All priorities need to be evaluated and checked against a metric of risk and reward, which vary in severity. For example: Is it worth the risk of back injury or death to go bungee jumping? Is it worth the risk of injury or death to drive a car? Is it worth the risk of humiliation to ask the cutest girl in class to the school dance? In any case, you either prioritize the risk or the reward. I am never going to hike Mt. Everest. The reward for me doesn’t even come close to the risk involved; so I prioritize that risk. I am not afraid that car accidents are one of the leadings causes of death, so I prioritize the reward of driving instead of walking everywhere.
Just as some risks are greater than others, most priorities have different time schemes: some of them are long-term, some are short-term. I will call these priorities “macro-priorities” and “micro-priorities.” We usually give great thought to the macro-priorities. But we don’t usually give thought to the micro-priorities. But maybe we should, since by doing something—literally anything—we are prioritizing that action at that exact moment over and against its risk factor. Furthermore, by doing something—literally anything—we are in that moment not doing something else, and therefore showing that the thing we are doing has a greater priority than the thing we are not doing—at least in that moment. Bear with me here.
When my alarm goes off in the morning, it is a greater priority for me to get up than to go back to sleep. When I get my coffee, it is a greater priority for me to make a big cup than a small cup. When I drive up to a stop sign, it is a greater priority for me depress the brake pedal than it is to press the gas pedal. When I eat lunch, it is a greater priority for me to chew and swallow my food than to simply stare at it. When I sit down to read a book, that book takes more priority than not reading it.
You get the idea. It sounds simple and obvious, but it still needs to be said. Why? Because our micro-priorities are fueled by our macro-priorities. It is no literal exaggeration that everything you do at any given moment takes a micro-priority over anything else that you are not doing. But the micro-priorities always—ALWAYS—serve the macro-priorities, and a risk/reward metric is still present. Life is greater than the sum of its parts, but every micro-priority has a reason, and every reason carries a risk.
So. I have a macro-priority of getting my kids to school and keeping my job, so I micro-prioritize getting up with my alarm clock. I have a macro-priority of being generally productive and avoiding the ennui that comes from inactivity and worthlessness, so I micro-prioritize things like making my bed and drinking coffee. The micro serves the macro, not the other way around. I don’t micro-prioritize watching what I eat because it’s fun to be hungry and unsatisfied right after supper; rather, the macro-priority of being healthy changes my micro-priorities that build up over time. The risk of not being healthy is greater than the joy of eating an entire bag of Doritos during the Super Bowl (even though I just did that), so I prioritize the reward of health over the risk of being hungry once in a while.

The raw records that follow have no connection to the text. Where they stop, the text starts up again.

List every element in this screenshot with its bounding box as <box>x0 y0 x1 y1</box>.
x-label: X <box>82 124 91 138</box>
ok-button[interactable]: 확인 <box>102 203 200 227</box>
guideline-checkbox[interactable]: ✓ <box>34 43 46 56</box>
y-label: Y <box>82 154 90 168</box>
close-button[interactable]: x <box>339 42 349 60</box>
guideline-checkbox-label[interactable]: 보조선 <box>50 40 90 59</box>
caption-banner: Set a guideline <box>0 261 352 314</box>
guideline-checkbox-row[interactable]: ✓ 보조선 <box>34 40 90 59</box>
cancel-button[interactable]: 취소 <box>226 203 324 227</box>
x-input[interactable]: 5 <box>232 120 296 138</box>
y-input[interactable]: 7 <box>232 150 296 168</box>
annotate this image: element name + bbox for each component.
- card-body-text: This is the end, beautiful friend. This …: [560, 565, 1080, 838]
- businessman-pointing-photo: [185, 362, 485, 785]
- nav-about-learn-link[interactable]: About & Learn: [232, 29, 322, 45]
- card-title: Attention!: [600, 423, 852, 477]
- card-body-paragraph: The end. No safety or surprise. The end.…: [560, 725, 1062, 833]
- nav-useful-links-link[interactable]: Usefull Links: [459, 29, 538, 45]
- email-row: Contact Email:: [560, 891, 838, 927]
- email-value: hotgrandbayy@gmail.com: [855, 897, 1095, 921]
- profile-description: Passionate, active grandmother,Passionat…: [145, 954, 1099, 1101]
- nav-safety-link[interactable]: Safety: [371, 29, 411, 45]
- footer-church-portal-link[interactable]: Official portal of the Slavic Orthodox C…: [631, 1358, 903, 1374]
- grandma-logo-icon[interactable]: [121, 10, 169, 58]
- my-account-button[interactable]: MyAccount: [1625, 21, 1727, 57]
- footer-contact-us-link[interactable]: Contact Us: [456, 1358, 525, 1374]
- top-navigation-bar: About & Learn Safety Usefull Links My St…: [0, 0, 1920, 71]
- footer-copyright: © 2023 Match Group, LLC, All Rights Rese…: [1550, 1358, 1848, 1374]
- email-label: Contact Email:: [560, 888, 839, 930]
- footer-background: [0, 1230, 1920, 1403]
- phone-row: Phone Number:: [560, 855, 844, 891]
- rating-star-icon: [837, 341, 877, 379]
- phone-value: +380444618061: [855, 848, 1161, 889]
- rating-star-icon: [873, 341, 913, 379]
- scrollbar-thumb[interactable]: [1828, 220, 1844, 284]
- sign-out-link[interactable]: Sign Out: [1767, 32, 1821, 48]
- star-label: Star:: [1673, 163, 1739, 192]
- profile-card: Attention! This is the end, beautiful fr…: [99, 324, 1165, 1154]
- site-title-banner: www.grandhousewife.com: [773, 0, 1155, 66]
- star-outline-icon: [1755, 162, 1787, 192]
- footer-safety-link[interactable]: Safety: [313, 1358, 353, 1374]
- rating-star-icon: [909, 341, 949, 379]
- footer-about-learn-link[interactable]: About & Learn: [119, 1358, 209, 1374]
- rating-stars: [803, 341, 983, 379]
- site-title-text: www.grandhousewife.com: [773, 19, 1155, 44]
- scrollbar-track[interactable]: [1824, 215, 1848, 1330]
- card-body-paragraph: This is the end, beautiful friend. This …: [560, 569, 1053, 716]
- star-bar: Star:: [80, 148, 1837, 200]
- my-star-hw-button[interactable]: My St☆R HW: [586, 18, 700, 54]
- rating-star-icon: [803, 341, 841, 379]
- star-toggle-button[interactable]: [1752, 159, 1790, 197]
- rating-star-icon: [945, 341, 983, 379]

We should think about the micro-priorities because of the macro-priorities. “Begin with the end in mind,” says Franklin Covey. Your macro-priorities are nothing more than your consistent life goals, and nothing less than what values you hold dear.
St. Paul writes, “Woe to me if I do not preach the gospel! … Do you not know that in a race all the runners run, but only one receives the prize? So run that you may obtain it. Every athlete exercises self-control in all things. They do it to receive a perishable wreath, but we an imperishable. So I do not run aimlessly; I do not box as one beating the air.” (1 Corinthians 9)
Woe to me if I do not micro-prioritize in a way that feeds the macro-priority of faith in Christ. Every micro-priority that fails to fuel the macro-priority is prioritizing the risk over the reward.
Let the reader understand. See you in church.